Audette declined to give the gender or age of the infected employee, who is now self-quarantined at home. She said the employee developed symptoms of COVID-19 on March 20 and got tested on March 23, “the last day symptoms were present.”

Audette said the employee was allowed to return to work in accordance with guidelines from the state Department of Health, which are based on guidelines from the Centers for Disease Control and Prevention.

“The facility focused on their knowledge that the individual had no known exposure to an individual who had tested positive, symptoms had been resolved for 72 hours, and seven days had passed since symptoms first appeared,” Audette said.

Those same guidelines say a health care worker who returns to work after a COVID-19 diagnosis should wear a face mask “at all times while in the health care facility, if there is a sufficient supply of face masks, until all symptoms are completely resolved or until 14 days after illness onset, whichever is longer.”

Audette said the Spokane Veterans Home employee was not required to wear a face mask on Friday and Monday. Starting Tuesday, however, all staff members must wear masks when tending to residents for 14 days.

The facility is taking other precautions. Audette said residents are being checked for fevers and other symptoms every four hours, and staff members are expected to check their own temperatures twice a day.
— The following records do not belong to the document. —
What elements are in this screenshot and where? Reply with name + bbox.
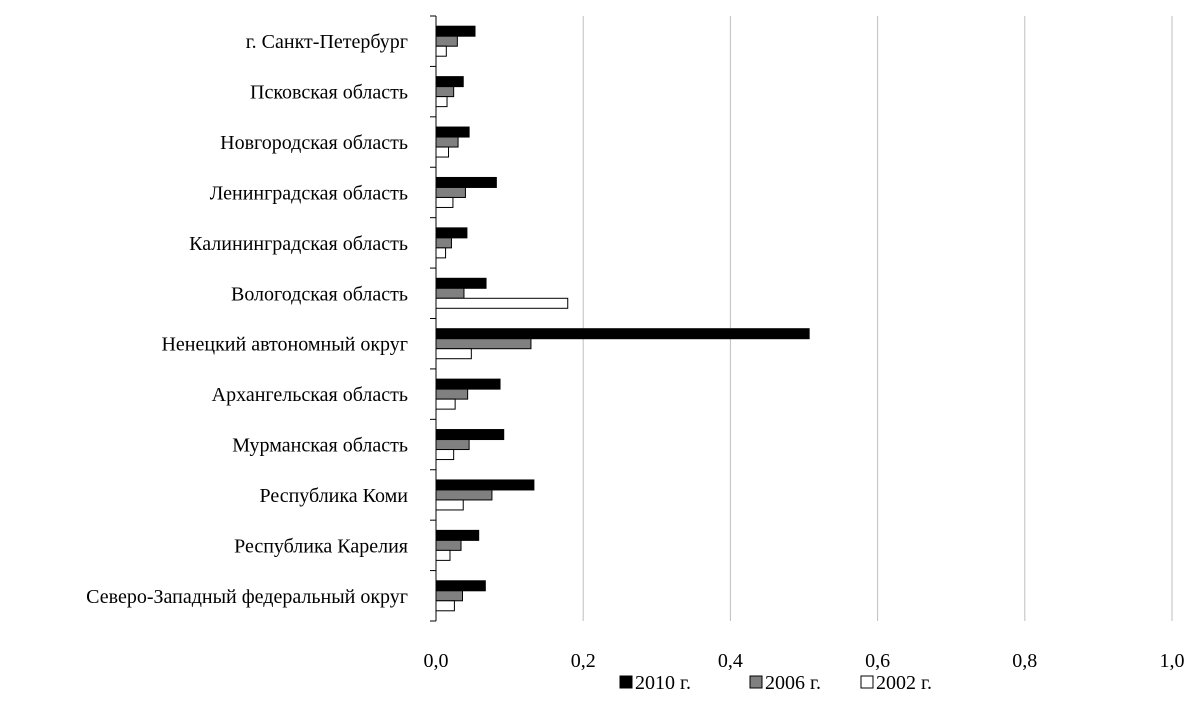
grid-lines	[582, 16, 1173, 621]
bar	[435, 539, 462, 551]
category-labels: Северо-Западный федеральный округ Республ…	[86, 31, 408, 608]
bar	[435, 45, 447, 57]
bar	[435, 176, 497, 188]
category-label: Калининградская область	[189, 233, 408, 255]
bar	[435, 529, 480, 541]
bar	[435, 76, 464, 88]
legend-swatch	[860, 675, 874, 689]
bar	[435, 549, 451, 561]
bar	[435, 126, 470, 138]
bar	[435, 600, 455, 612]
bar	[435, 186, 466, 198]
x-tick-label: 0,6	[865, 650, 890, 672]
bar	[435, 227, 468, 239]
category-label: Архангельская область	[212, 384, 408, 406]
x-tick-label: 0,2	[571, 650, 596, 672]
category-label: Мурманская область	[232, 435, 408, 457]
x-tick-label: 1,0	[1160, 650, 1185, 672]
x-tick-label: 0,0	[424, 650, 449, 672]
x-tick-label: 0,8	[1012, 650, 1037, 672]
legend-label: 2002 г.	[876, 672, 932, 694]
bar	[435, 388, 469, 400]
bar	[435, 35, 458, 47]
bar	[435, 338, 532, 350]
bar	[435, 277, 487, 289]
bar	[435, 136, 459, 148]
legend-swatch	[619, 675, 633, 689]
category-label: Псковская область	[250, 82, 408, 104]
category-label: г. Санкт-Петербург	[246, 31, 408, 53]
legend-swatch	[749, 675, 763, 689]
x-tick-labels: 0,0 0,2 0,4 0,6 0,8 1,0	[424, 650, 1185, 672]
bar	[435, 378, 501, 390]
bar	[435, 479, 535, 491]
bars	[435, 25, 810, 612]
bar	[435, 287, 465, 299]
x-tick-label: 0,4	[718, 650, 743, 672]
category-label: Ненецкий автономный округ	[161, 334, 408, 356]
category-label: Новгородская область	[220, 132, 408, 154]
bar	[435, 439, 470, 451]
bar	[435, 25, 476, 37]
bar	[435, 449, 455, 461]
bar	[435, 398, 456, 410]
bar	[435, 499, 464, 511]
legend-label: 2010 г.	[635, 672, 691, 694]
bar	[435, 146, 450, 158]
bar	[435, 196, 454, 208]
bar	[435, 247, 447, 259]
category-label: Вологодская область	[231, 283, 408, 305]
bar	[435, 590, 463, 602]
category-label: Северо-Западный федеральный округ	[86, 586, 408, 608]
category-label: Республика Коми	[259, 485, 408, 507]
category-label: Ленинградская область	[210, 182, 408, 204]
bar	[435, 429, 505, 441]
legend: 2010 г. 2006 г. 2002 г.	[619, 672, 932, 694]
bar	[435, 96, 448, 108]
bar	[435, 237, 452, 249]
axes	[430, 15, 437, 622]
bar	[435, 489, 493, 501]
legend-label: 2006 г.	[765, 672, 821, 694]
bar	[435, 86, 455, 98]
bar	[435, 297, 569, 309]
category-label: Республика Карелия	[234, 535, 408, 557]
bar	[435, 328, 810, 340]
bar	[435, 348, 472, 360]
bar	[435, 580, 486, 592]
Staff members also are screened for symptoms at the start of each shift.

Residents’ families were not notified that an employee had been tested for COVID-19 until the positive result was announced Monday evening.

The Washington Department of Veterans Affairs sent a letter to family members on March 24 stating, “As of today, we have no cases of COVID-19 in any of our Veterans Homes.”

That was one day after the employee was tested, but nearly a week before the positive result came back.

Under a new department policy, sickened employees will need to have a negative COVID-19 test result, a doctor’s note or approval from local health officials in order to return to work.

Mary Rorie said she worries about the health of her 94-year-old father, Willie Rorie, a Navy veteran who has lived at the Spokane Veterans Center for nearly a year.

Marie Rorie expressed frustration that the infected employee was allowed to return to work, but she applauded the facility’s caregivers, who have arranged for her to speak with her father by video chat almost daily for about two weeks, since Gov. Jay Inslee barred in-person visits at residential care centers.

“They go out of their way to accommodate me with FaceTime,” she said. “For a year solid, they’ve been great. They’ve taken care of my dad in a great way.”

The Washington Department of Veterans Affairs is separate from the federal agency of the same name, which runs the Mann-Grandstaff VA Medical Center in northwest Spokane.

An outbreak of COVID-19 at a nursing home could be disastrous as seniors are more likely to die from the disease. Since late February, more than 80 residents have been infected and 35 have died at the Life Care Center in Kirkland, Washington.